Positive Outcome at Castlereigh

Completed: 2012

A frantic phone call from a colleague out west saw us making a beeline towards Penrith. Council was rejecting an application for a workers cottage on a nearby farm because the site contained a heritage listed farm house. The implication was for no further development on the site. Devistating news for the client.

Nigel met his colleage and the client on site. The heritage listing was for “a federation farm house and associated out building.” He spent an hour investigating the farm house and it was clear that the house-proud client, who had owned and farmed the property for over thirty years, had maintained the house in perfect condition. Things were not looking good for the client.

Almost as an afterthought, Nigel asked to see the “associated out building” and was shown a structure covered in Lantana and Blackberry. It was barely visible at all. Ordering a farm hand to clear away some of the weeds revealed a robust brick building. It was a colonial cottage, a good fifty years older than the federation farm house. This had to be investigated further.

The cottage was measured and photograph. Removing a loose brick exposed a convict frog mark. Armed with this information, Nigel headed back to the office to do some research.

Not only were we able to discover the full history of the site, but we were able to turn the tables and use this to the benefit of our client.

NPAA investigated the property from every angle. It wasn’t long before the truth was revealed. The land had belonged to Andrew Thompson, the wealthiest grain grower and farmer in the colony in the early 1800’s and personal friend of Governor King, who had visited Thompson’s lands at Castlereagh, as did Governor Macquarie. By the mid 1800’s the land had been subdivided and the property acquired by John Tebbutt, a world renouned astronomer of the day. Tebbutt also featured on the first Australian $100 note. The convict frog mark indicated that the bricks were made around 1840, and it is likely the cottage was built at that time.

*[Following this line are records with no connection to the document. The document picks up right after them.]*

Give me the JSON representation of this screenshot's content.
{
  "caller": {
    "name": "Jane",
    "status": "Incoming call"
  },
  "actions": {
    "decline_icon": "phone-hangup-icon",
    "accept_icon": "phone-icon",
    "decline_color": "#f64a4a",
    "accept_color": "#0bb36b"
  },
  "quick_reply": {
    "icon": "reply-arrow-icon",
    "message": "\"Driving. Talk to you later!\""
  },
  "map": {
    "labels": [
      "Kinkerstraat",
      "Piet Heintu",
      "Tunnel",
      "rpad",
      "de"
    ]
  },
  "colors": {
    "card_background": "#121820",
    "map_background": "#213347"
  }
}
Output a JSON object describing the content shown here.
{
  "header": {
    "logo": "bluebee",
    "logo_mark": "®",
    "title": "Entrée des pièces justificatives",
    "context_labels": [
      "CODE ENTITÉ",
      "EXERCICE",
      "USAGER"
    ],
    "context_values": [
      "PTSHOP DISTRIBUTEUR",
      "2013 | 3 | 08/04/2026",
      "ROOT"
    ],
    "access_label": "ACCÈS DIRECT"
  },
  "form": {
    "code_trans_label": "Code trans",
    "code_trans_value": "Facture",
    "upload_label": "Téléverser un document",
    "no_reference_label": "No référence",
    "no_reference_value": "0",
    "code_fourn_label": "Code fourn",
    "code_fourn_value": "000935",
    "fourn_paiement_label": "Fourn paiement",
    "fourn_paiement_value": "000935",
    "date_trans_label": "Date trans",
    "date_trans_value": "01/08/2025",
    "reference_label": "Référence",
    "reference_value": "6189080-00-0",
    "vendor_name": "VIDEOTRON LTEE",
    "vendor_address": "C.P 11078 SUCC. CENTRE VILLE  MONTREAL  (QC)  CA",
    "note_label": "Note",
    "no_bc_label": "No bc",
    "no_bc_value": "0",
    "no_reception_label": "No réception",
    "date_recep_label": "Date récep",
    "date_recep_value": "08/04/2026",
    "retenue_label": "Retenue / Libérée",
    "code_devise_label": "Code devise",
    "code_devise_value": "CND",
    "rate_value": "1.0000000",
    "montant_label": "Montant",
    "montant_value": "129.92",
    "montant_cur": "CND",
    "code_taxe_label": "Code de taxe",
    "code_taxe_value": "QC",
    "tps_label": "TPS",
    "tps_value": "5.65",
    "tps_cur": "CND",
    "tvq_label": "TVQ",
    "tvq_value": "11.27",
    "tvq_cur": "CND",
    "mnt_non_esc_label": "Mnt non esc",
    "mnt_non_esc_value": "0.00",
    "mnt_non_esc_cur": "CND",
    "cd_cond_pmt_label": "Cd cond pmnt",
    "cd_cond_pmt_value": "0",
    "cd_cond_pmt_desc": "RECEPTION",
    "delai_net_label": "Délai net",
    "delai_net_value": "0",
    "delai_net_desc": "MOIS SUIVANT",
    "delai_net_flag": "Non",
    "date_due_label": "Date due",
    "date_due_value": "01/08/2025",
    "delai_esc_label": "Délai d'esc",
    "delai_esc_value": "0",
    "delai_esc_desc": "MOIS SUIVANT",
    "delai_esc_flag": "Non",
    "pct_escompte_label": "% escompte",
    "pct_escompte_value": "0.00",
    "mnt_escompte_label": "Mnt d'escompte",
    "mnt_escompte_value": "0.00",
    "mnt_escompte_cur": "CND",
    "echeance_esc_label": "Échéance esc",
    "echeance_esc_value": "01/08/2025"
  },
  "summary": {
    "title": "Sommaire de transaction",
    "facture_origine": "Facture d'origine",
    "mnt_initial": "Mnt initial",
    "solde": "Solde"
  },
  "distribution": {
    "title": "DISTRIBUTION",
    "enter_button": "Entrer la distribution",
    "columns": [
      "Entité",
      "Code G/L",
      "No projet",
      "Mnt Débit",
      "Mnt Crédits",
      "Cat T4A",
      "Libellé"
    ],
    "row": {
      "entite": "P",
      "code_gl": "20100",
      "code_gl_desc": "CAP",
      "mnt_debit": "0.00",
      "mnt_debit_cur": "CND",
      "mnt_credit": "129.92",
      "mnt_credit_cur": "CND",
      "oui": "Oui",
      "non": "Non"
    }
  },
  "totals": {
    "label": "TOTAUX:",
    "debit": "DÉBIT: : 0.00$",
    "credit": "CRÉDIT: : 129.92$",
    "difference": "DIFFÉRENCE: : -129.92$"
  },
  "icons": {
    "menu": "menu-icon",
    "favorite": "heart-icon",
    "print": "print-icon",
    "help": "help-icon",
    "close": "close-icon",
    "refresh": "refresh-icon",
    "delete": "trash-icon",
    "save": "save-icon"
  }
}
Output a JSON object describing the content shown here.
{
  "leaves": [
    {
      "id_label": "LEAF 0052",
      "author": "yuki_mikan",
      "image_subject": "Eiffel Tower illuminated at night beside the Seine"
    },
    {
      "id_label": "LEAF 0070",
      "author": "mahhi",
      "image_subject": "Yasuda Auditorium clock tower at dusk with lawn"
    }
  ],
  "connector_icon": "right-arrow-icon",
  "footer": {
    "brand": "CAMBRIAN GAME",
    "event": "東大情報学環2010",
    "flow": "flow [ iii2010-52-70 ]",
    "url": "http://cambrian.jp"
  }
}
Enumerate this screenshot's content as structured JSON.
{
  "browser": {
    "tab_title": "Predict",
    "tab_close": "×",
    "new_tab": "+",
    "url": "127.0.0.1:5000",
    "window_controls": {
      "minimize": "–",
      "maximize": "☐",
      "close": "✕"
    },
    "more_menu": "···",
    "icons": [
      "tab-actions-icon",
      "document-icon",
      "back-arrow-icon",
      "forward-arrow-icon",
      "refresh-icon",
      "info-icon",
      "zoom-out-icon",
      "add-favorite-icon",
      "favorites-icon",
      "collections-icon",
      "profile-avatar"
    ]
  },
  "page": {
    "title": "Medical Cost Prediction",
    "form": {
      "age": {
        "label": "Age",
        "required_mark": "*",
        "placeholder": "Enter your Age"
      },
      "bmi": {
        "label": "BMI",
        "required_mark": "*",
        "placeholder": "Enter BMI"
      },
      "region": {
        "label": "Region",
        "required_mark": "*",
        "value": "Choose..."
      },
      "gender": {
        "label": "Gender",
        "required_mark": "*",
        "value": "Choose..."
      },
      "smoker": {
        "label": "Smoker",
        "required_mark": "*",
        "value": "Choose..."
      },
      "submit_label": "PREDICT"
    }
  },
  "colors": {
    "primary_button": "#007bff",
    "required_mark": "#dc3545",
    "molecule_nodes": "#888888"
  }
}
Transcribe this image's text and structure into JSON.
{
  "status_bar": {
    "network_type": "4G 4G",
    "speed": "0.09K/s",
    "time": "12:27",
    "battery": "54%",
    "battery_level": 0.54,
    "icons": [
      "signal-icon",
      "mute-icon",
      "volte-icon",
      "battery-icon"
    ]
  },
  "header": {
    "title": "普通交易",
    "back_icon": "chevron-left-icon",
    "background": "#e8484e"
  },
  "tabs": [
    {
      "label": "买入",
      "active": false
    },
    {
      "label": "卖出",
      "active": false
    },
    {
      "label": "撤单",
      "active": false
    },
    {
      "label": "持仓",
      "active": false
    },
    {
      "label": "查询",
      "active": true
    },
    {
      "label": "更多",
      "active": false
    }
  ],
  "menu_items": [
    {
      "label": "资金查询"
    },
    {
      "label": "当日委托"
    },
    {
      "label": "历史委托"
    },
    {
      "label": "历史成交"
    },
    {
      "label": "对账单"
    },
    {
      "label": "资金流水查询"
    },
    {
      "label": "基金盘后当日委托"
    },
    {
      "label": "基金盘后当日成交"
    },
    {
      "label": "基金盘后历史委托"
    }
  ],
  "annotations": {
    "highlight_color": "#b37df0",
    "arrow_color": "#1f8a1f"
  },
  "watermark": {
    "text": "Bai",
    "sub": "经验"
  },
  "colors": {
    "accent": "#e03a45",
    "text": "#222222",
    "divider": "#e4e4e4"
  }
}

Nigel took an opposing point of view to Council and said that the colonial cottage and federation farm house demonstrated the wealth of the land in their day. With further workers cottages permissible, it was not unreasonable to construct another, demonstrating the wealth of the land in the 21st century, so long as it was appropriately sited. A curtilage was determined to protect the views and vistas of the two existing buildings and dedicate an area for future development. A new application was lodged and Council approved the development soon after. The rest, as they say, is history.